Je parle de l’intervention, mardi soir, de Tim Cook, PDG d’Apple qui présentait l’Apple Watch, le nouveau Mac Book Air (et d’autres trucs de geek relatifs à la santé). Et mercredi matin, de Xavier Niel PDG d’Iliad, maison mère de Free, qui présentait la nouvelle Freebox Mini.

Dans les deux cas, nous avons assisté, donc, à des « keynote ». Qu’est-ce que c’est qu’une Keynote ?
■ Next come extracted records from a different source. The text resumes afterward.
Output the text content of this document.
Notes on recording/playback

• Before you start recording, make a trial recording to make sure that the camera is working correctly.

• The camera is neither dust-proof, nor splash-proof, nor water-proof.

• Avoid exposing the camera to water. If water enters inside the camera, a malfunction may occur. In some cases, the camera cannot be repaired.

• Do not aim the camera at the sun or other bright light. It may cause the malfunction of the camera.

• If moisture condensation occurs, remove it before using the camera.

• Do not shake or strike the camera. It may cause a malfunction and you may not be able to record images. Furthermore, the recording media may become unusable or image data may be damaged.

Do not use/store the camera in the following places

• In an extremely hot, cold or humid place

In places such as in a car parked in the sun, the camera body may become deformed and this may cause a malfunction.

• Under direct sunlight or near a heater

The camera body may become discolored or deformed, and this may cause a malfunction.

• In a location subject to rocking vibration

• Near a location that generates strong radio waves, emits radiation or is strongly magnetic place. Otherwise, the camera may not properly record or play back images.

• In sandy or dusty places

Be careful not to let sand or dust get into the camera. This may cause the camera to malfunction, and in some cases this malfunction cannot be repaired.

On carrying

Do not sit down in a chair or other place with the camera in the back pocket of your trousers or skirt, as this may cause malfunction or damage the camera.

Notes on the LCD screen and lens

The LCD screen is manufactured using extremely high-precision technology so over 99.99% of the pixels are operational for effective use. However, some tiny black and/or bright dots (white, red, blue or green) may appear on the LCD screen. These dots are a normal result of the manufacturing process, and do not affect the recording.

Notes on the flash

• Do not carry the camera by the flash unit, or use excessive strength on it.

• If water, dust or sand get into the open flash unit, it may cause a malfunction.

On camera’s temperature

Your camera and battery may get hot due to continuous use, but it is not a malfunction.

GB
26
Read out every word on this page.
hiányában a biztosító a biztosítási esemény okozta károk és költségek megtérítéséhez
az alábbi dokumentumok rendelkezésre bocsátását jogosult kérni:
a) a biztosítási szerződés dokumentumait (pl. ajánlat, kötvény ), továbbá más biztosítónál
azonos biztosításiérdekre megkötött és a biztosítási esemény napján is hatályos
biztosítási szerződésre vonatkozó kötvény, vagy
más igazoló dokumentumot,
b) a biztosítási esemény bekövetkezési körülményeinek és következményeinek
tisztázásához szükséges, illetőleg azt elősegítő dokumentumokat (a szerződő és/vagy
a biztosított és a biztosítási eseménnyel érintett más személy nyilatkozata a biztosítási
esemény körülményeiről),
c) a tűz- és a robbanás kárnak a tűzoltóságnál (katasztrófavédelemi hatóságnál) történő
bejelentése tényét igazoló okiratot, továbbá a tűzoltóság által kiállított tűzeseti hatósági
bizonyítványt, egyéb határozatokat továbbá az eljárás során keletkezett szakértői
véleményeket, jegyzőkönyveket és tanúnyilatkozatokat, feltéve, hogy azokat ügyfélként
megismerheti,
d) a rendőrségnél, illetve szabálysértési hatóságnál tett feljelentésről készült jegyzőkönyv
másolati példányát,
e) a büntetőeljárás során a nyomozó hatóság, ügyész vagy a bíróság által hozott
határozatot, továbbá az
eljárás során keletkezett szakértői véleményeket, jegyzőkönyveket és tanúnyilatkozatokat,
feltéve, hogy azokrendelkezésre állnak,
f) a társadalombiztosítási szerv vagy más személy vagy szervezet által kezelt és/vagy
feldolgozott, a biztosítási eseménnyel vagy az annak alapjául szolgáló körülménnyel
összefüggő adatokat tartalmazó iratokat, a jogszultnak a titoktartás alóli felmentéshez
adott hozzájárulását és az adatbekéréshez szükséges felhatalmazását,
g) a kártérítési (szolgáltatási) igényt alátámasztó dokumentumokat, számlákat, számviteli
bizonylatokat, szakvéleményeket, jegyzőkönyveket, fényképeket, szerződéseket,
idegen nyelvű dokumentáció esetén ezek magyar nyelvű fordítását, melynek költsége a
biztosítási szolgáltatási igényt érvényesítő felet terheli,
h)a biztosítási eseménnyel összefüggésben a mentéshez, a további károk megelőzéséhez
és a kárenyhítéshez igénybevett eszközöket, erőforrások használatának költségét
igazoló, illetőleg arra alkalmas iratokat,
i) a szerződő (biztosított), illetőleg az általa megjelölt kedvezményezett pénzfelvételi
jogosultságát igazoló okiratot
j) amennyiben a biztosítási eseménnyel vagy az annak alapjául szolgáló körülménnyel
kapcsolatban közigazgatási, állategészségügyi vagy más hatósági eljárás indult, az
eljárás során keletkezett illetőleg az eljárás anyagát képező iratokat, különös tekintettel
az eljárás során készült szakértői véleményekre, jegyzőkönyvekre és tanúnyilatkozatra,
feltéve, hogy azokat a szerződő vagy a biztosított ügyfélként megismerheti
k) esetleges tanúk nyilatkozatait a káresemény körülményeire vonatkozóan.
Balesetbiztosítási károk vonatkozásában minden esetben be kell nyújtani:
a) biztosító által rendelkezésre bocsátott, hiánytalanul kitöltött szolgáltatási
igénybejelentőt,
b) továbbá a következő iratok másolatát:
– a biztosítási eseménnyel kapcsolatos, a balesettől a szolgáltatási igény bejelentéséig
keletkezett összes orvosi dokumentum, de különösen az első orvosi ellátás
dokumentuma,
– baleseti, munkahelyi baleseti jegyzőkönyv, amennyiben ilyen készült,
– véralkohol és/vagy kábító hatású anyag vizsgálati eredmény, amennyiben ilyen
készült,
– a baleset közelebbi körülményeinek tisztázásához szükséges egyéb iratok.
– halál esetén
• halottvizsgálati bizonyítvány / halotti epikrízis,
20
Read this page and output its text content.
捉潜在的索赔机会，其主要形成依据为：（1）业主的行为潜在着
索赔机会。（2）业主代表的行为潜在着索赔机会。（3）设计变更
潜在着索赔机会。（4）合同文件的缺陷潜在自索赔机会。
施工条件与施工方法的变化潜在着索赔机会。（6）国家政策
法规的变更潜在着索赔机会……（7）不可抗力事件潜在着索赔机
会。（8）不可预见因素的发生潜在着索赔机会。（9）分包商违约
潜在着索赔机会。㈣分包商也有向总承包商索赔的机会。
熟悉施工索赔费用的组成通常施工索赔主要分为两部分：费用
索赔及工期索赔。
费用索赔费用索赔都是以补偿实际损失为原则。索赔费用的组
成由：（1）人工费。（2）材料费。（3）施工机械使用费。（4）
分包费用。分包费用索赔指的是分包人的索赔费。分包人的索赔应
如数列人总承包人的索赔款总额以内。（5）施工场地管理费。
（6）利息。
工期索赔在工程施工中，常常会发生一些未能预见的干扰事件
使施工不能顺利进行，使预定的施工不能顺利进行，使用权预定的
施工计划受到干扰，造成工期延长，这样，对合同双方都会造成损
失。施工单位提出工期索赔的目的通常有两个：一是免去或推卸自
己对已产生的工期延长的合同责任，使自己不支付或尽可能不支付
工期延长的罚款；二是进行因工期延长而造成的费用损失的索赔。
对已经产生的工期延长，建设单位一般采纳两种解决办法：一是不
D’abord, comme tous les genres, la keynote a une histoire qui est très liée à Apple. Car celui qui a popularisé le genre, c’est Steve Jobs, le célèbre et décédé fondateur d’Apple. Il y a même une date, 1984, quand Steve Jobs présenta au monde le Macintosh, avec son costume et son nœud papillon. Ce n’était pas la première keynote, mais ce fut l’inaugurale. Inaugurale d’une longue histoire qui ne s’arrêta que quelques mois avant sa mort. Il y a un site où l’on peut revoir, par ordre chronologique, toutes les keynotes de Jobs et où on observe que le genre s’est codifié au fil du temps. Le célèbre polo à col roulé noir, par exemple, est vraisemblablement apparu en 1996, avant de devenir le costume de presque toutes les présentations (au point que toute déviation à la règle faisait l’objet de longues exégèses). Même chose avec les postures corporelles, qui se sont affinées. D’assis, Jobs fut debout. Derrière un pupitre, puis mobile sur la scène. Puis, quand il maîtrisa l’occupation de l’espace, il put à nouveau se rassoir à certains moments, créer des effets de dramatisation intense. Bref, Steve Jobs a créé un genre, une sorte de norme à partir de laquelle toutes les keynotes qui ont lieu dans le monde s’évaluent. Et cette semaine, en regardant Tim Cook et Xavier Niel, on pensa évidemment à lui.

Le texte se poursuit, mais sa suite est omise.